Knee Pain While Running: Causes, Fixes, and When to Stop
Runner's knee, IT band, patellar tendinopathy — the three most common causes of knee pain in runners. How to identify which one you have and what to do about it.
Knee Pain Is Not Normal. But It Is Common.
Most runners encounter knee pain at some point. The important distinction: common does not mean acceptable, and knee pain is not something you run through and hope disappears. It is your body telling you something specific is wrong. The question is which specific thing.
Here are the three most common causes of knee pain in runners, how to identify each one, and what to actually do about it.
1. Runner's Knee (Patellofemoral Pain Syndrome)
**Where it hurts:** Around or behind the kneecap, especially when going down stairs, after long runs, or after sitting for extended periods.
**What causes it:** Weak quadriceps and hip abductors allow the kneecap to track incorrectly. The kneecap rubs against the femur instead of gliding over it cleanly. Overstriding — landing with your foot far ahead of your body — makes this worse.
**How to fix it:**
- Strengthen your glutes and hip abductors: clamshells, side-lying leg raises, single-leg squats
- Reduce your stride length slightly and increase cadence by 5-10 steps per minute
- Avoid downhill running until pain resolves
- Ice after runs if inflamed
- Reduce weekly mileage by 30-40% for 2 weeks while you build strength
**Can you run through it?** Short answer: reduced and careful running is usually fine if the pain is mild (2/10 or below). Sharp or worsening pain means stop.
2. IT Band Syndrome
**Where it hurts:** Outer knee, often described as a sharp or burning sensation that begins after a consistent distance — say, every run after kilometre 6. The pain is very localisable to the outside of the knee.
**What causes it:** The iliotibial band — a thick band of connective tissue running from hip to shin — tightens and rubs against the outer edge of the knee. Weak glutes, excessive hip drop while running, and ramping up mileage too quickly are the main culprits.
**How to fix it:**
- Foam roll the outer thigh (not the IT band itself — it doesn't respond to direct compression)
- Strengthen the glutes: glute bridges, single-leg deadlifts, lateral band walks
- Temporarily reduce mileage and avoid running the distance at which pain begins
- Address hip drop with running form drills
**Can you run through it?** IT band syndrome worsens with continued running.

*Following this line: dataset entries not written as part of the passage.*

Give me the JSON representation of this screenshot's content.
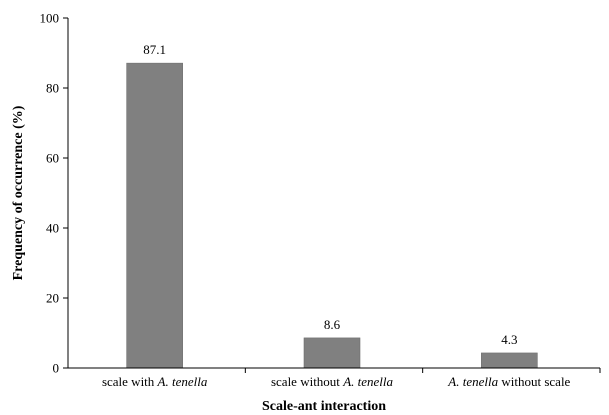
{
  "chart_data": {
    "type": "bar",
    "categories": [
      {
        "parts": [
          {
            "t": "scale with ",
            "i": false
          },
          {
            "t": "A. tenella",
            "i": true
          }
        ]
      },
      {
        "parts": [
          {
            "t": "scale without ",
            "i": false
          },
          {
            "t": "A. tenella",
            "i": true
          }
        ]
      },
      {
        "parts": [
          {
            "t": "A. tenella",
            "i": true
          },
          {
            "t": " without scale",
            "i": false
          }
        ]
      }
    ],
    "values": [
      87.1,
      8.6,
      4.3
    ],
    "data_labels": [
      "87.1",
      "8.6",
      "4.3"
    ],
    "xlabel": "Scale-ant interaction",
    "ylabel": "Frequency of occurrence (%)",
    "ylim": [
      0,
      100
    ],
    "yticks": [
      0,
      20,
      40,
      60,
      80,
      100
    ],
    "grid": false,
    "legend": "none",
    "bar_color": "#808080"
  }
}
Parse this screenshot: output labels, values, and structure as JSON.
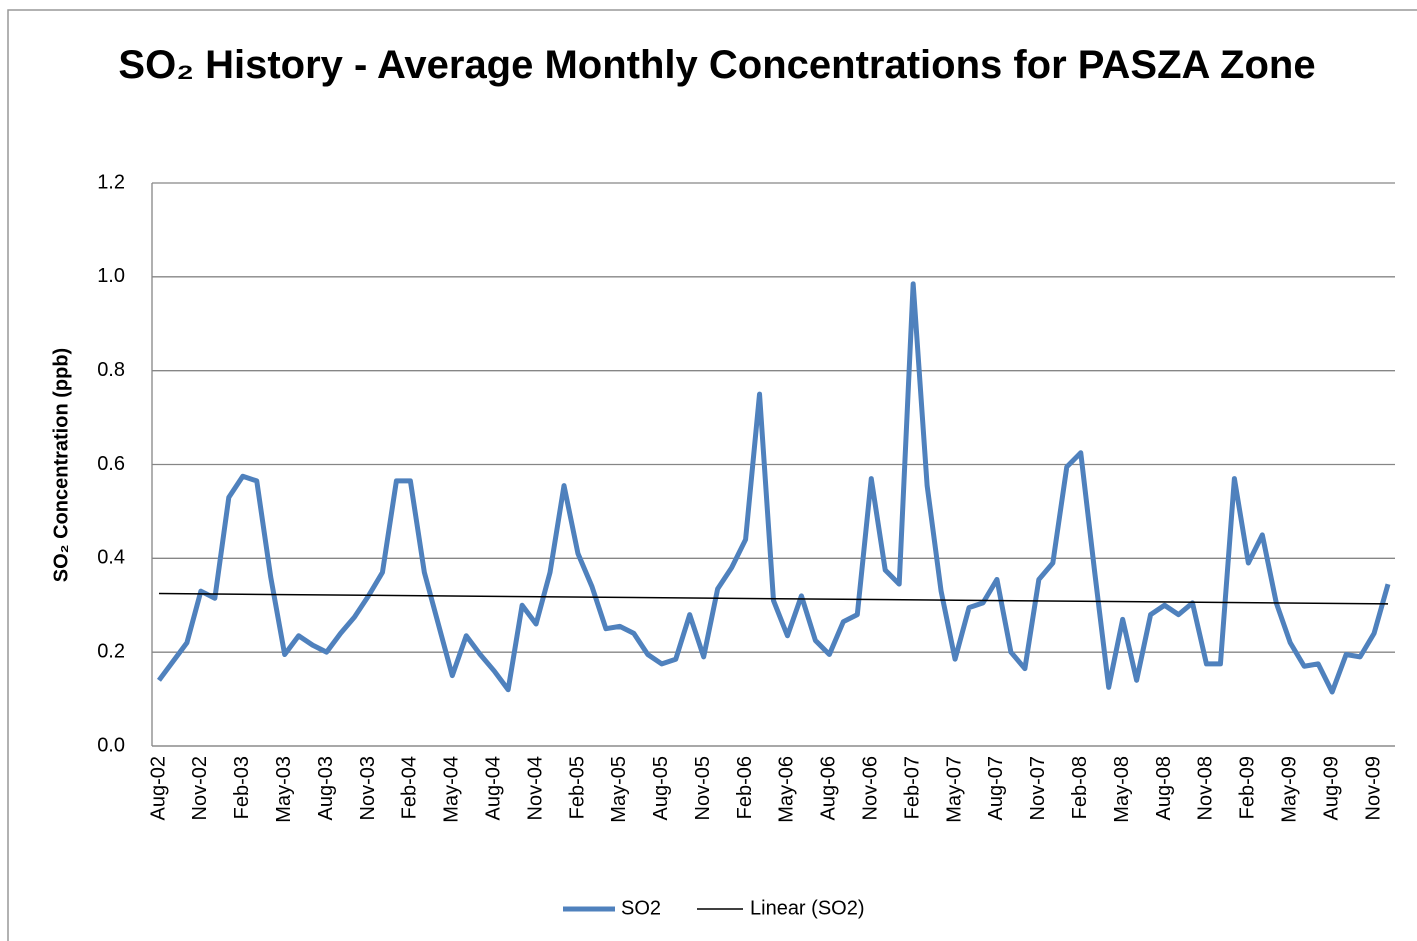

Take some time off from running and use it to strengthen the hips. Runners who ignore this typically end up sidelined for much longer than if they had addressed it early.
3. Patellar Tendinopathy (Jumper's Knee)
**Where it hurts:** The tendon just below the kneecap. Pain is usually sharp on palpation and comes on with loading — going up stairs, squatting, landing.
**What causes it:** Repetitive loading of the patellar tendon without adequate recovery. Common in runners who increase speed work or race frequency too quickly. Also common in runners who do heavy leg sessions at the gym without understanding how to manage tendon loading.
**How to fix it:**
- **Isometric exercises are the immediate fix:** Single-leg wall sit, held for 45 seconds, 4 sets. This reduces tendon pain acutely and is backed by solid research.
- Progress to slow, heavy single-leg squats as the tendon responds
- Avoid complete rest — tendons need load to heal, just controlled load
- Modify training: fewer speed sessions, no back-to-back hard days
**Can you run through it?** Tendinopathy is a spectrum. Mild tendinopathy can be managed with load modification. Ignore it for months and you risk a partial tear.
When to See a Doctor
See a sports medicine doctor or physiotherapist if:
- Pain is 5/10 or above during running
- Pain persists beyond 2 weeks despite rest and strengthening
- The knee is visibly swollen
- You cannot walk without a limp
Do not see a general practitioner for running injuries unless they specifically have a sports medicine background. The advice to "just rest for a few weeks" without addressing the cause solves nothing.
The Real Root Cause
In our experience at Runpundit, the vast majority of knee pain in runners has the same underlying cause: weak glutes. Glutes are the primary stabilisers of the entire lower limb. When they are weak, the knee compensates. Strength work — 2 sessions of 20 minutes per week — is not optional for distance runners. It is insurance.
Several athletes who came to us with chronic knee pain and were told to stop running are now pain-free and racing half marathons. The fix was not rest. It was targeted strength work and form correction.